Year-over-Year Percent Change – Per Capita Seasonally Adjusted Retail Sales
From the U.S. Census Bureau press release:
Advance estimates of U.S. retail and food services sales for September 2020, adjusted for seasonal variation and holiday and trading-day differences, but not for price changes, were $549.3 billion, an increase of 1.9 percent (± 0.5 percent) from the previous month, and 5.4 percent (± 0.7 percent) above September 2019. Total sales for the July 2020 through September 2020 period were up 3.6 percent (± 0.5 percent) from the same period a year ago. The July 2020 to August 2020 percent change was unrevised at up 0.6 percent (± 0.2 percent). Retail trade sales were up 1.9 percent (± 0.5 percent) from August 2020, and 8.2 percent (± 0.7 percent) above last year. Nonstore retailers were up 23.8 percent (± 1.6 percent) from September 2019, while building material and garden equipment and supplies dealers were up 19.1 percent (± 2.1 percent) from last year.
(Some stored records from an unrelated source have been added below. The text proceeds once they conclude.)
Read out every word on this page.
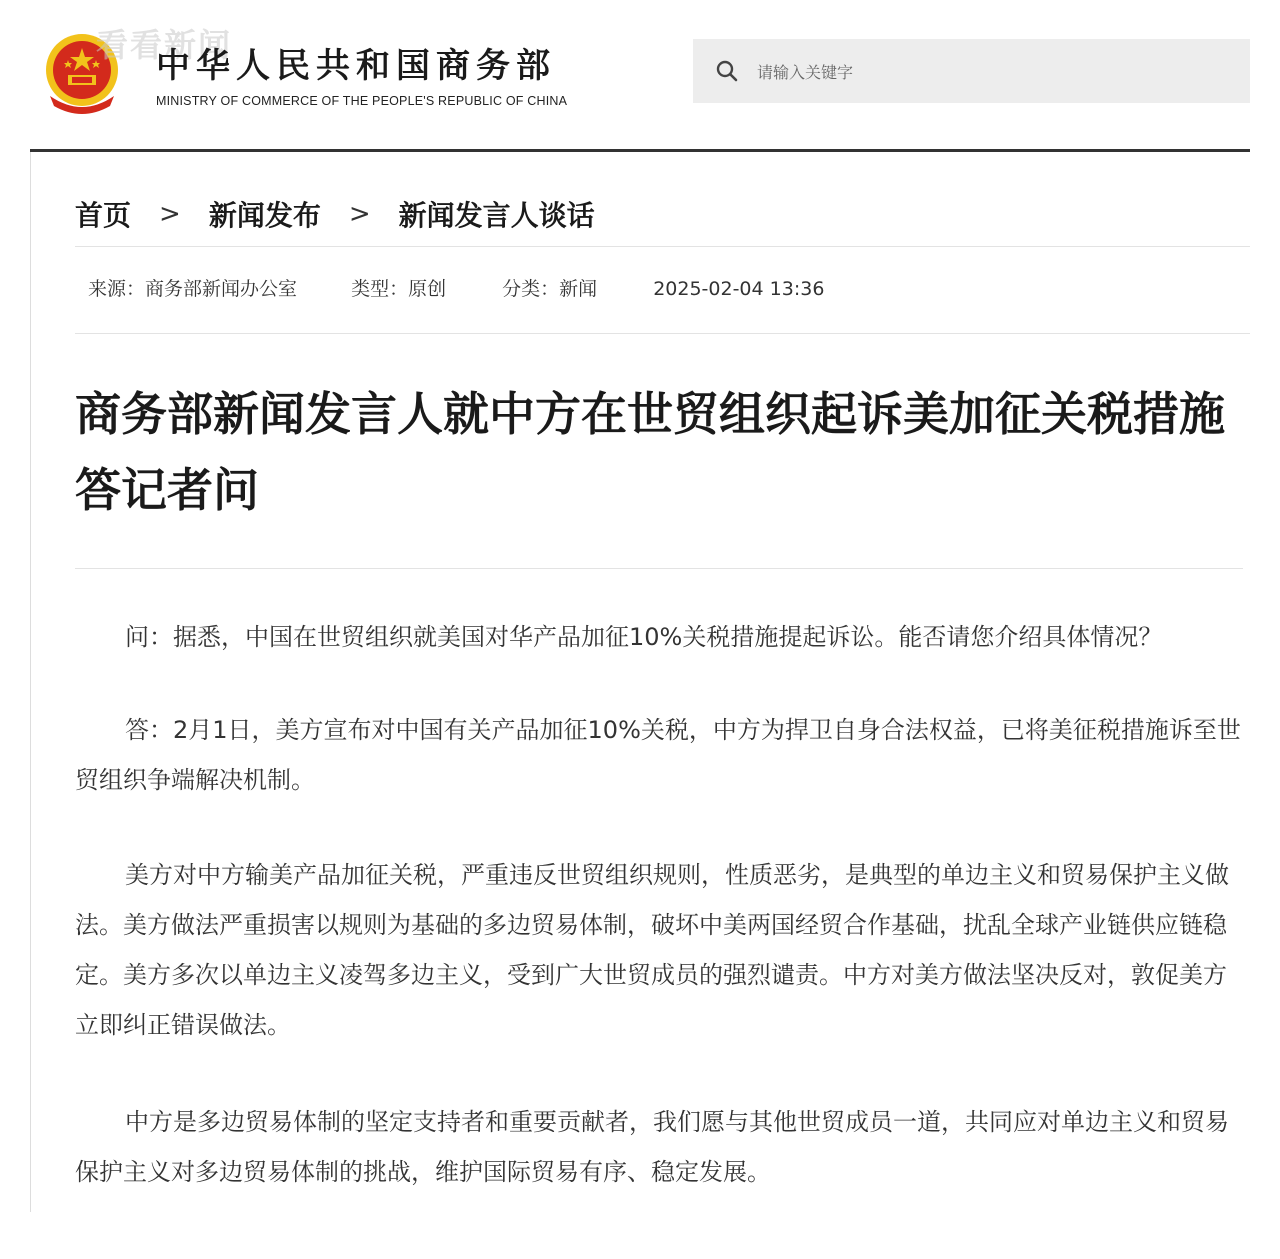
看看新闻
中华人民共和国商务部
MINISTRY OF COMMERCE OF THE PEOPLE'S REPUBLIC OF CHINA
请输入关键字
首页 > 新闻发布 > 新闻发言人谈话
来源：商务部新闻办公室	类型：原创	分类：新闻	2025-02-04 13:36
商务部新闻发言人就中方在世贸组织起诉美加征关税措施答记者问

问：据悉，中国在世贸组织就美国对华产品加征10%关税措施提起诉讼。能否请您介绍具体情况？

答：2月1日，美方宣布对中国有关产品加征10%关税，中方为捍卫自身合法权益，已将美征税措施诉至世贸组织争端解决机制。

美方对中方输美产品加征关税，严重违反世贸组织规则，性质恶劣，是典型的单边主义和贸易保护主义做法。美方做法严重损害以规则为基础的多边贸易体制，破坏中美两国经贸合作基础，扰乱全球产业链供应链稳定。美方多次以单边主义凌驾多边主义，受到广大世贸成员的强烈谴责。中方对美方做法坚决反对，敦促美方立即纠正错误做法。

中方是多边贸易体制的坚定支持者和重要贡献者，我们愿与其他世贸成员一道，共同应对单边主义和贸易保护主义对多边贸易体制的挑战，维护国际贸易有序、稳定发展。
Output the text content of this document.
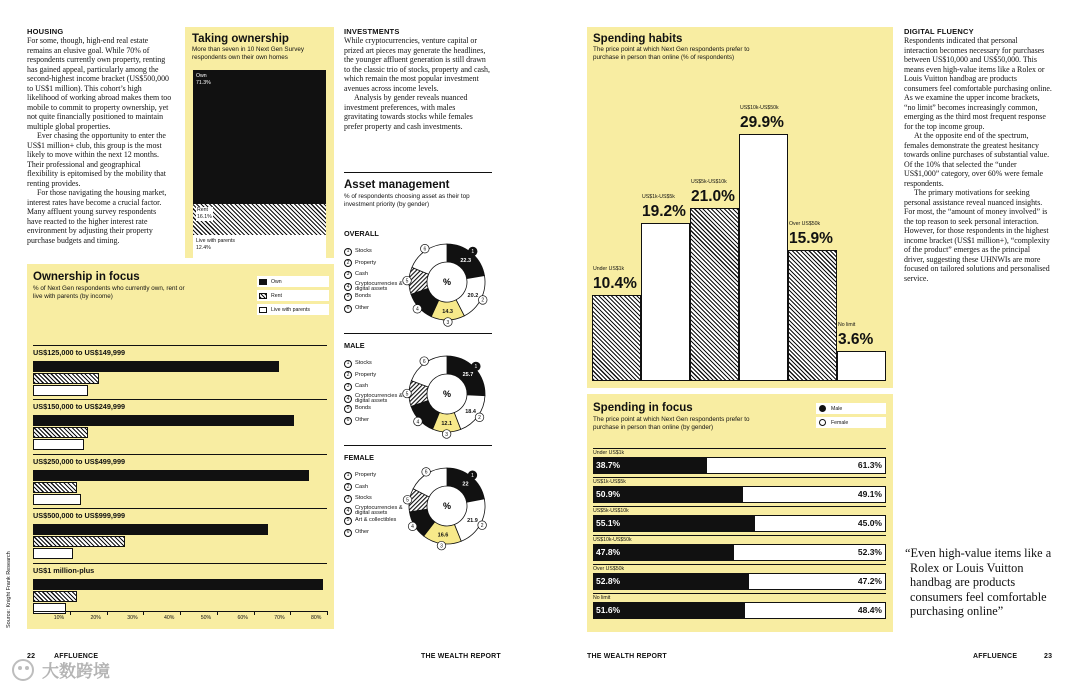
HOUSING

For some, though, high-end real estate remains an elusive goal. While 70% of respondents currently own property, renting has gained appeal, particularly among the second-highest income bracket (US$500,000 to US$1 million). This cohort’s high likelihood of working abroad makes them too mobile to commit to property ownership, yet not quite financially positioned to maintain multiple global properties.

Ever chasing the opportunity to enter the US$1 million+ club, this group is the most likely to move within the next 12 months. Their professional and geographical flexibility is epitomised by the mobility that renting provides.

For those navigating the housing market, interest rates have become a crucial factor. Many affluent young survey respondents have reacted to the higher interest rate environment by adjusting their property purchase budgets and timing.

Taking ownership
More than seven in 10 Next Gen Survey respondents own their own homes
Own
71.3%
Rent
16.1%
Live with parents
12.4%
Ownership in focus
% of Next Gen respondents who currently own, rent or live with parents (by income)
Own
Rent
Live with parents
US$125,000 to US$149,999
US$150,000 to US$249,999
US$250,000 to US$499,999
US$500,000 to US$999,999
US$1 million-plus
10%	20%	30%	40%	50%	60%	70%	80%
Source: Knight Frank Research
INVESTMENTS

While cryptocurrencies, venture capital or prized art pieces may generate the headlines, the younger affluent generation is still drawn to the classic trio of stocks, property and cash, which remain the most popular investment avenues across income levels.

Analysis by gender reveals nuanced investment preferences, with males gravitating towards stocks while females prefer property and cash investments.

Asset management
% of respondents choosing asset as their top investment priority (by gender)
OVERALL
1	Stocks
2	Property
3	Cash
4	Cryptocurrencies & digital assets
5	Bonds
6	Other
22.3
1
20.2
2
14.3
3
4
5
6
%
MALE
1	Stocks
2	Property
3	Cash
4	Cryptocurrencies & digital assets
5	Bonds
6	Other
25.7
1
18.4
2
12.1
3
4
5
6
%
FEMALE
1	Property
2	Cash
3	Stocks
4	Cryptocurrencies & digital assets
5	Art & collectibles
6	Other
22
1
21.9
2
16.6
3
4
5
6
%
Spending habits
The price point at which Next Gen respondents prefer to purchase in person than online (% of respondents)
10.4%
Under US$1k
19.2%
US$1k-US$5k 21.0%
US$5k-US$10k
29.9%
US$10k-US$50k
15.9%
Over US$50k
3.6%
No limit
Spending in focus
The price point at which Next Gen respondents prefer to purchase in person than online (by gender)
Male
Female
Under US$1k
38.7%	61.3%
US$1k-US$5k
50.9%	49.1%
US$5k-US$10k
55.1%	45.0%
US$10k-US$50k
47.8%	52.3%
Over US$50k
52.8%	47.2%
No limit
51.6%	48.4%
DIGITAL FLUENCY

Respondents indicated that personal interaction becomes necessary for purchases between US$10,000 and US$50,000. This means even high-value items like a Rolex or Louis Vuitton handbag are products consumers feel comfortable purchasing online. As we examine the upper income brackets, “no limit” becomes increasingly common, emerging as the third most frequent response for the top income group.

At the opposite end of the spectrum, females demonstrate the greatest hesitancy towards online purchases of substantial value. Of the 10% that selected the “under US$1,000” category, over 60% were female respondents.

The primary motivations for seeking personal assistance reveal nuanced insights. For most, the “amount of money involved” is the top reason to seek personal interaction. However, for those respondents in the highest income bracket (US$1 million+), “complexity of the product” emerges as the principal driver, suggesting these UHNWIs are more focused on tailored solutions and personalised service.

“Even high-value items like a Rolex or Louis Vuitton handbag are products consumers feel comfortable purchasing online”
22	AFFLUENCE	THE WEALTH REPORT	THE WEALTH REPORT	AFFLUENCE	23
大数跨境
Seasonally Adjusted Retail Sales – All (red line), All except food services (blue line), and All except motor vehicles (green line)
The differences between the headlines and Econintersect are due to different approaches to seasonal adjustment (see caveats at the end of this post).
Comparison of the Year-over-Year Census Seasonally Adjusted Retail Sales (blue line) and Econintersect’s Unadjusted Retail Sales (red line)
Declines of short duration often occur in the seasonally adjusted series without a recession resulting.
Retail and Food Services Sales – Seasonally Adjusted
And finally, as retail sales can be a component of determining a recession start date, the zero-line of the graph below could be an indicator a recession was underway (or about to begin).
Retail Sales – Recession Watch Graph
Caveats On Advance Retail Sales
This data release is based on estimates. However, the estimates have proven to be fairly accurate although tend to miss at economic turning points. Therefore up to three months are subject to backward revisions, although normally slight, can sometimes be modest.
The data in this series is not inflation-adjusted – and Econintersect adjusts using CPI less shelter CUSR0000SA0L2. The St. Louis Fed also inflation adjusts the Census seasonally adjusted data. The last two recessions began as the inflation-adjusted retail sales crossed the zero growth line.
Comparison of Real Year-over-Year Growth between FRED’s Real Retail Sales (green line) and Econintersect’s Inflation Adjusted Retail Sales
As in most US Census reports, Econintersect does not agree with the seasonal adjustment methodology used and provides an alternate analysis. The issue is that the exceptionally large recession and the subsequent economic roller coaster has caused data distortions that become exaggerated when the seasonal adjustment methodology uses more than one year’s worth of data. Further, Econintersect believes there is a New Normal seasonality. Using data prior to the end of the recession for seasonal analysis could provide the wrong conclusion.
The impact of the monthly retail sales data on GDP is not straight forward. Real GDP (of which the consumer is over 60%) is adjusted for inflation. Further, GDP is an analysis of quarter-over-quarter or year-over-year growth, while retail sales is a monthly data series.
Econintersect determines the month-over-month change by subtracting the current month’s year-over-year change from the previous month’s year-over-year change.